To dissolve or not to dissolve, that is the question. Commission Bud Selig has been presented with a few ideas to improve the game as MLB tries to offer something new to divert our attention from the steroid saga that simply will not die. The latest ideas include realigning the leagues to do away with the divisions.

The argument, as per Buster Olney, is that the current divisions are quite unfair to both fans and teams. The best teams do not end up with the best records in the league. Invariably a soft schedule or a tough one, as dictated by the division, results in some teams posting an inflated record and others finishing with a record not truly representative of their ability. This hurts both the fans and the teams, forever damning the Blue Jays, Rays, and Orioles to fight for third place in the AL East even though a team like the Rays may be one of the best teams in the American League and fans are done a disservice having to watch the Tigers or Twins in the postseason instead.

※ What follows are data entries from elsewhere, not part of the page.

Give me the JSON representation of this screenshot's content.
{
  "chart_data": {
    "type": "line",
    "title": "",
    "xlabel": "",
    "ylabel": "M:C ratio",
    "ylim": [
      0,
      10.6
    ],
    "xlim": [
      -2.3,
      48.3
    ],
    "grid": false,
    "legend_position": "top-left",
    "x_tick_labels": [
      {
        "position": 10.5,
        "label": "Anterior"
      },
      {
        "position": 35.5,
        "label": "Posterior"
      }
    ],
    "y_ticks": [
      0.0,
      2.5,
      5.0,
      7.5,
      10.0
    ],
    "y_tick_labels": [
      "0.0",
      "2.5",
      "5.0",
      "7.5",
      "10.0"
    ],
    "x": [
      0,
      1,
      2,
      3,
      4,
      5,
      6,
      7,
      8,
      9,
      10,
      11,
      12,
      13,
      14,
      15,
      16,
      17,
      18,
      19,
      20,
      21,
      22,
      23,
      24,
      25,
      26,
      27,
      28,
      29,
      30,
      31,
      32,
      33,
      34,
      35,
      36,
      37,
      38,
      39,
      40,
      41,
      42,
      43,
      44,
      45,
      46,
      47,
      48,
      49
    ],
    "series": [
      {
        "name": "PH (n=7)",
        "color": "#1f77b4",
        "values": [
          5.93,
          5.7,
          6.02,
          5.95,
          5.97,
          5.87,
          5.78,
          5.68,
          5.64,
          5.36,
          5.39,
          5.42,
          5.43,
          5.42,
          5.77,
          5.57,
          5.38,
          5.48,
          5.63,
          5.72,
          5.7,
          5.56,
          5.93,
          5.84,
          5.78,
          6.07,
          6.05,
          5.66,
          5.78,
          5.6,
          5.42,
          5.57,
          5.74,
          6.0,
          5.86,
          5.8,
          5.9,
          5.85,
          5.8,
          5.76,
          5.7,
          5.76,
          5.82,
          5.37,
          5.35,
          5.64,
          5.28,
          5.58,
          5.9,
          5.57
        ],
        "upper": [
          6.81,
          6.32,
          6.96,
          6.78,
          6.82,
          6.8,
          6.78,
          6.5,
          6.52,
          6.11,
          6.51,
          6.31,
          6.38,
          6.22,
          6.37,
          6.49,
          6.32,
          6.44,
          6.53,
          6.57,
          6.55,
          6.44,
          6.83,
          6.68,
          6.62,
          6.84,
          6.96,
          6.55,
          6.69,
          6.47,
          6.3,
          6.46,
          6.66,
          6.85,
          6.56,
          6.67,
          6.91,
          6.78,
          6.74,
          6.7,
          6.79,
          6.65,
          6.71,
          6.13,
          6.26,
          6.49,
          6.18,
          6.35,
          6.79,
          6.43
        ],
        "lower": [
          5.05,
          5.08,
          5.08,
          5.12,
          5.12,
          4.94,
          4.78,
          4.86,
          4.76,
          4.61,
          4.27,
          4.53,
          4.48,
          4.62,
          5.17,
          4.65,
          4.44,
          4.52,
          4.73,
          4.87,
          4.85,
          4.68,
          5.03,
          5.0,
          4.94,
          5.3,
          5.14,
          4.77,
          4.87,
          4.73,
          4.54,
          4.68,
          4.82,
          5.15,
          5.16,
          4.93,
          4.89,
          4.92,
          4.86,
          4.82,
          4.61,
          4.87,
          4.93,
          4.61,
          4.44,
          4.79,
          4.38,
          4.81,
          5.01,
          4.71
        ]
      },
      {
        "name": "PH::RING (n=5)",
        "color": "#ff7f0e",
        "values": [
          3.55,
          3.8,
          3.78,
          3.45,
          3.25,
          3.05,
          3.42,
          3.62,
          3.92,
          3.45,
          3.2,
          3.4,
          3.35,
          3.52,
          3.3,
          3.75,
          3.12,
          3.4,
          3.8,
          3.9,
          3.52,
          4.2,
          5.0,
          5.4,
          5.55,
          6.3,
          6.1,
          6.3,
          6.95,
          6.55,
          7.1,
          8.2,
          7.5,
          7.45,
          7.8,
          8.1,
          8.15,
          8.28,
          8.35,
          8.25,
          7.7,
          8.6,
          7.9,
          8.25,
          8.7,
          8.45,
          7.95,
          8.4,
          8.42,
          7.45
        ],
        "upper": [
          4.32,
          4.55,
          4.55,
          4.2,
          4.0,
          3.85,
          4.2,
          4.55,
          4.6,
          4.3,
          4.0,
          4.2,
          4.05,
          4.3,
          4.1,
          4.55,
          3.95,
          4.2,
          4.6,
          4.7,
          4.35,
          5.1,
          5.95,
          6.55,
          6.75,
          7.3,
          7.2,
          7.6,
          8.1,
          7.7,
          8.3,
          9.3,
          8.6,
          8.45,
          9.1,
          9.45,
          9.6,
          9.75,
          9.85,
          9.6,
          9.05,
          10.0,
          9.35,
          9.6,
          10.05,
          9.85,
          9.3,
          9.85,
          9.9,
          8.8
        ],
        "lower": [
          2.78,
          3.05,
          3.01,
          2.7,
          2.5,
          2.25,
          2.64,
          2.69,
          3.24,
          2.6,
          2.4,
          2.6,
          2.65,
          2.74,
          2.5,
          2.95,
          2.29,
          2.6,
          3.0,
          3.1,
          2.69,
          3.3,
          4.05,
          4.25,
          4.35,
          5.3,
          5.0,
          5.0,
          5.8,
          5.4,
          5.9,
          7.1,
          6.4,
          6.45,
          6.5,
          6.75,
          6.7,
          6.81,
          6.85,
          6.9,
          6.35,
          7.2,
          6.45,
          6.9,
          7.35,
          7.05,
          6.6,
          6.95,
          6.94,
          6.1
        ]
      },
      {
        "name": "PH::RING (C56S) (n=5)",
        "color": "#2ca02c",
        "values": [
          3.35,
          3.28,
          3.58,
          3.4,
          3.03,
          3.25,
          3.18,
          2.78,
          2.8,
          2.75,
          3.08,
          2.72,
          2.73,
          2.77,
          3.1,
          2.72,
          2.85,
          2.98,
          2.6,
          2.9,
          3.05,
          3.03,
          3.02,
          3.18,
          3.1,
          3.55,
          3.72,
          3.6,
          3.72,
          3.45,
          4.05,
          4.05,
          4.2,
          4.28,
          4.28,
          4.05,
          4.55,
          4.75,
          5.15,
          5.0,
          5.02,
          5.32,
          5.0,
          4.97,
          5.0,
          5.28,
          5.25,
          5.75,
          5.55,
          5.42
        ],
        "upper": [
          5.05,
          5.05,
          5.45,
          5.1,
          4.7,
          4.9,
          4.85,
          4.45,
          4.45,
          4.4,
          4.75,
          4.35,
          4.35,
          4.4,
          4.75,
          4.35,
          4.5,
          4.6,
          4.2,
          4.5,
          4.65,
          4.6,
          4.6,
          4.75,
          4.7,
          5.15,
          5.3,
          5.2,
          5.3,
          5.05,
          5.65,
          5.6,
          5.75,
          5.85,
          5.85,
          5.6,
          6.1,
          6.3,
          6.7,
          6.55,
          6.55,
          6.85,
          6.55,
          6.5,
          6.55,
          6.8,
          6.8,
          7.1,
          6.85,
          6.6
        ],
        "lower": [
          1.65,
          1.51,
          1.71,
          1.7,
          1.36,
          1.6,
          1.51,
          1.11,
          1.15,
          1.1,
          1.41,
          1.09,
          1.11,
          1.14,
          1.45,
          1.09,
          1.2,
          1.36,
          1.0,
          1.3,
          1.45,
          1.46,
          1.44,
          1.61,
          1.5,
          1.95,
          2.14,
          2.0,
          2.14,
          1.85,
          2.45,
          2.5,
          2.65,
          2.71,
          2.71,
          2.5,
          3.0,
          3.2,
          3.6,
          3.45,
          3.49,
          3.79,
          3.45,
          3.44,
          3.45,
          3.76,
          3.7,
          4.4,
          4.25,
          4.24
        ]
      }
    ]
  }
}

I have a couple of problems with this plan. The first is that MLB is not set up to be fair and the second is that the Olney is missing the greatest effect of the divisions, rivalries.

Major League Baseball is not fair by its very nature. There is no observed salary cap that inhibits a team from winning simply by spending money. The argument that the teams stuck behind financial power houses like the New York Yankees and Boston Red Sox in the division and would do better in a division-less field of 14 teams battling for four (or six as was another suggestion) playoff spots is null and void because they are still not going to eclipse those teams anytime in the next decade.

If the field was expanded to a six-team postseason with an NFL-like bye round then perhaps this plan would work a little better. Certainly the league and the owners would be in favor of an expanded postseason, but as fan of the most major sports in the U.S. I am happy that there is at least one relatively short postseason tournament. Still, then it seems like the league would simply be expanding the field to give those other teams a chance and to ensure that even if the Yankees and Red Sox have a bad season relative to their annual potential that they could make the playoffs.

The other problem is that Olney is a writer that comes out of the Northeast and does not recognize the effect of the divisions throughout the country. Without divisions the league is left with few rivalries. Only the established grudges would be able to be sustained. By limiting a division to the same teams every year new rivalries are born simply because teams see each other so often. Without this impetus to inspire conflict between fans in Minneapolis and Detroit there are few signature series to highlight consistently every season.

I argue this is important because baseball is no longer “America’s Pastime” and needs to give new fans something to care about. Unless the league only wants Yankees, Red Sox, Chicago Cubs, St. Louis Cardinals, Los Angeles Dodgers, Philadelphia Phillies, and New York Mets fans, the league needs to consider how they would engage the other 23 team markets. The reason sports are popular is because of the sense of competition and a rivalry incites that sense to a degree that is palpable to even the most novice fan.

This dissolution would have the opposite effect that the suggestion is supposed to have, perhaps being so detrimental that baseball would only become a regionally popular sport. Why drive away the rest of the young fans that are already becoming more and more enamored with sports that are minor by comparison but still collectively dangerous to the survival of baseball as a cross-generational tradition? Dissolution is hardly the answer to baseball’s problems no matter how much pundits cringe at the mention of the AL and NL Central.